Every week, you will find a
quiz in this page on a variety of subjects. There are no prizes
for answering correctly nor whiplashes for incorrect answers.
That need not hold you back from testing your knowledge. Go ahead
and have fun. If you have interesting puzzles, teasers, questions
on any subject and you want them to be featured here, please
e-mail them to me at webmaster@mohaniyer.com. I will acknowledge your contributions. I have
also arranged chronologically all the previous weeks' questions
in an archive.
This week's quiz contains a
logic puzzle.
It is common for a poet to
have a muse - a figure to whom the poet turns for inspiration.
For example, each of five poets (including Nelson) in their
writing workshop is currently creating an epic work about his
muse (no two of whom have the same name, one is named Dulcinea).
Each work is divided up into three sections - one in praise of
the muse's eyes, one about her hair, and one devoted to her skin.
In yesterday's workshop, each poet read a different, striking
metaphor from each of his poem's three sections (one wrote of
"skin that glows like a halo"). From the information
provided, match each poet with his muse and determine the
metaphor he used to describe the muse's eyes (one wrote
"Your eyes are icicles piercing my soul), hair, and skin.
- Both the poet who wrote, "Your eyes are lumps of
coal," and the one who wrote, "Your hair is a
thunderstorm," wrote four stanzas about the skin of
their muses. The poet who wrote, "Your skin is as
warm as sunrise," composed 6 stanzas about his
muse's skin.
- Both Abel (who isn't the poet who wrote, "Your eyes
are deep dark wells") and the poet who wrote of
Cressida wrote five stanzas about their muses' eyes. Of
the lines "your eyes are gooey gumdrops,"
"your hair is a spider web and I am the
spider," none was written by either Abel or
Cressida's poet.
- Both the poet who described his muse's hair as "a
winter wind" and the poet who wrote of skin "as
soft as a cloud" wrote six stanzas about their
muses' eyes. Sloane wrote four stanzas about his muse's
hair.
- Neither the poet who wrote about Lucinda nor the one who
wrote of Beatrice (who isn't Eliot's muse) wrote four
stanzas about any of his muse's attributes.

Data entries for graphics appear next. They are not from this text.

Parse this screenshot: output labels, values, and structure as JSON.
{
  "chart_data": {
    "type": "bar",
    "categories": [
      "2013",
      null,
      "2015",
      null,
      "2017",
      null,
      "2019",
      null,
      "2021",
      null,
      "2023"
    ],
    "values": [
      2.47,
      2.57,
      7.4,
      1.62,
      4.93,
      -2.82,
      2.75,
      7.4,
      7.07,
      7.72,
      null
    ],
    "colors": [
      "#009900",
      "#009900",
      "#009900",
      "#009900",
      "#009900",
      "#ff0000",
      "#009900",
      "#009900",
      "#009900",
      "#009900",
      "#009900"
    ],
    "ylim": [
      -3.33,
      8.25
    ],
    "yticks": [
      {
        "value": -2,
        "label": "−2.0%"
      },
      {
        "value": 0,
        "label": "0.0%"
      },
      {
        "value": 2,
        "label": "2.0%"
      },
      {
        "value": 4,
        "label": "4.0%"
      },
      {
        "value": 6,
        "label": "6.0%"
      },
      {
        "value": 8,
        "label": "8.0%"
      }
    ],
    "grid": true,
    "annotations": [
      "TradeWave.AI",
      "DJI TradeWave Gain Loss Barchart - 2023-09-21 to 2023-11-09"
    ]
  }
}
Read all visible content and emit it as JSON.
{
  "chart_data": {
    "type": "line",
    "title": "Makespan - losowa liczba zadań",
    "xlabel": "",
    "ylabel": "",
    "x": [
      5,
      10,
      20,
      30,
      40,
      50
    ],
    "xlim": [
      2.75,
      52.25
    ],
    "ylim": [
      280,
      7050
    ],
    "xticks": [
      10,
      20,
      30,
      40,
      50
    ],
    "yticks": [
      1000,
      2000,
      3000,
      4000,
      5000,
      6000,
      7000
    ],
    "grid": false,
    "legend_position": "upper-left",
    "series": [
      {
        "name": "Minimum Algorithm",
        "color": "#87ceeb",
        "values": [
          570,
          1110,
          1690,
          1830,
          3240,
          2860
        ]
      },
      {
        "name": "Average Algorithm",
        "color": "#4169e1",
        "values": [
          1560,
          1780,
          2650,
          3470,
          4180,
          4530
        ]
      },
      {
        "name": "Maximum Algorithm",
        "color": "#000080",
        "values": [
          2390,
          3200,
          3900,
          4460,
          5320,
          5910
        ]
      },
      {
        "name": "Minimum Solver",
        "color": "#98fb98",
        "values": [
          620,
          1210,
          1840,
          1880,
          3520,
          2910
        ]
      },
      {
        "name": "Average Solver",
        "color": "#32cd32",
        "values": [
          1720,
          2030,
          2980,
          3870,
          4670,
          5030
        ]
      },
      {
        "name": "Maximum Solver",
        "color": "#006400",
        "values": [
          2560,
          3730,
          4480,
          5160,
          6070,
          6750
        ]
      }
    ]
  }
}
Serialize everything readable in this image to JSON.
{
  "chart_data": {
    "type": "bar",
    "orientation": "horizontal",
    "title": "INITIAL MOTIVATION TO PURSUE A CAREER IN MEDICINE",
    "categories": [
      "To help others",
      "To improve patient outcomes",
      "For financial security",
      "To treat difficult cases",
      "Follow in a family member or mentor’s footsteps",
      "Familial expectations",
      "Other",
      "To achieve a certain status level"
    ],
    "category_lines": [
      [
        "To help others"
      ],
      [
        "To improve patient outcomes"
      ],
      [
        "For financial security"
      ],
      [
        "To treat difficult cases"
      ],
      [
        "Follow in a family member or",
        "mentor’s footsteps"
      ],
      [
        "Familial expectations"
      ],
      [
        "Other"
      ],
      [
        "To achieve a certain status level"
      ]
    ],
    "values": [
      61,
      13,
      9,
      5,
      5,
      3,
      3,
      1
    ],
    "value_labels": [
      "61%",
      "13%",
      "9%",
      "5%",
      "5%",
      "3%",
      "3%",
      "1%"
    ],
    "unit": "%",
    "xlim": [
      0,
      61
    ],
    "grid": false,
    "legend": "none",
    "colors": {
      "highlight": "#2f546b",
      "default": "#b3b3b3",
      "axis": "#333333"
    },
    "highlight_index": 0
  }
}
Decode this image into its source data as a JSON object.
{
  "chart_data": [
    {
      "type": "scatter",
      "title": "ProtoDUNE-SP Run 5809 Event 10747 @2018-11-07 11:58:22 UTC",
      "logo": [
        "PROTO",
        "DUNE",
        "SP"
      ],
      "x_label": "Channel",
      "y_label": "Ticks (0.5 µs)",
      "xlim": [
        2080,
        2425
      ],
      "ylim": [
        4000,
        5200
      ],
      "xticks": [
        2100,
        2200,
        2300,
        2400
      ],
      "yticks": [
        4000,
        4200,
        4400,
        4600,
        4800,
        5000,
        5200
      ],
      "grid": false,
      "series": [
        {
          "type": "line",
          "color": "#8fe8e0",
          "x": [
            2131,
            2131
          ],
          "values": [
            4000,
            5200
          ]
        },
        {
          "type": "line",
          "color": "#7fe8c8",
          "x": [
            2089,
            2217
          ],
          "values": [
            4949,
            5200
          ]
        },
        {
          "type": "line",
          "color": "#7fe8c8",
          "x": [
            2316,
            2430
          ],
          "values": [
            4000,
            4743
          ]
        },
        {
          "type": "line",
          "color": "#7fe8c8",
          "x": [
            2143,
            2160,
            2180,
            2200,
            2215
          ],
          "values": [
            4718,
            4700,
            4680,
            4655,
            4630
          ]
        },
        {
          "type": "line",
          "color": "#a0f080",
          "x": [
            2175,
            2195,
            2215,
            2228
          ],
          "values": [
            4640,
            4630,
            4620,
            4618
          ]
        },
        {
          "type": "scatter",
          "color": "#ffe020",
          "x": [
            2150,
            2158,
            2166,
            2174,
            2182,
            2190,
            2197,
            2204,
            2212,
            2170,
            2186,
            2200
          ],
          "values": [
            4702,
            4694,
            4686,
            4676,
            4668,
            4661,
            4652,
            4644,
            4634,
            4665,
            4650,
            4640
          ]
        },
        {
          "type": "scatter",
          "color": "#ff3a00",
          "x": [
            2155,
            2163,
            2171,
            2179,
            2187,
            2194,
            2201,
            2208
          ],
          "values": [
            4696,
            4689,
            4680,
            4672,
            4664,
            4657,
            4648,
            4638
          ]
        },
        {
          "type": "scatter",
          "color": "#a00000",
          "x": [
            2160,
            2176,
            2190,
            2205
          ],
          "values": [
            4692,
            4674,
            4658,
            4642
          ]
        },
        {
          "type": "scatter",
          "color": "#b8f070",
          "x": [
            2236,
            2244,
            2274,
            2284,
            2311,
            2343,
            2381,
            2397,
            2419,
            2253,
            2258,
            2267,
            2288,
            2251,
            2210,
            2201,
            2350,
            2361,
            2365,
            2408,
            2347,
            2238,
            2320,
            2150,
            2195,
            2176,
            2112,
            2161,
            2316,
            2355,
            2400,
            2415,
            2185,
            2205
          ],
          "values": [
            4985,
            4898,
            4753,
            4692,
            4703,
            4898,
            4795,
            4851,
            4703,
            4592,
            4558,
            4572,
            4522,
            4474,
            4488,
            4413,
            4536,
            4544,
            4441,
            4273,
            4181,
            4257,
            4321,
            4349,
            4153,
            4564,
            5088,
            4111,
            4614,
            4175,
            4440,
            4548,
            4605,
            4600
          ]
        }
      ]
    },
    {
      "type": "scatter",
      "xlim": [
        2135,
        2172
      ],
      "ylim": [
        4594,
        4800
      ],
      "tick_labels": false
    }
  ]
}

- Each of the three poets - the one who wrote of Beatrice,
the one who described his muse's hair as "a gossamer
veil," and Boris - wrote seven stanzas about his
muse's hair. The poet who wrote of "skin the color
of caramel, and just as sweet" wrote eight stanzas
about his muse's hair. The poet who described the eyes as
"shiny buttons" spent four stanzas on his
muse's hair.
- Deanna's poet wrote six stanzas about her eyes and eight
stanzas about her hair. The poet who wrote of "hair
smelling like ocean breeze" wrote eight stanzas
about his muse's eyes and four about her hair.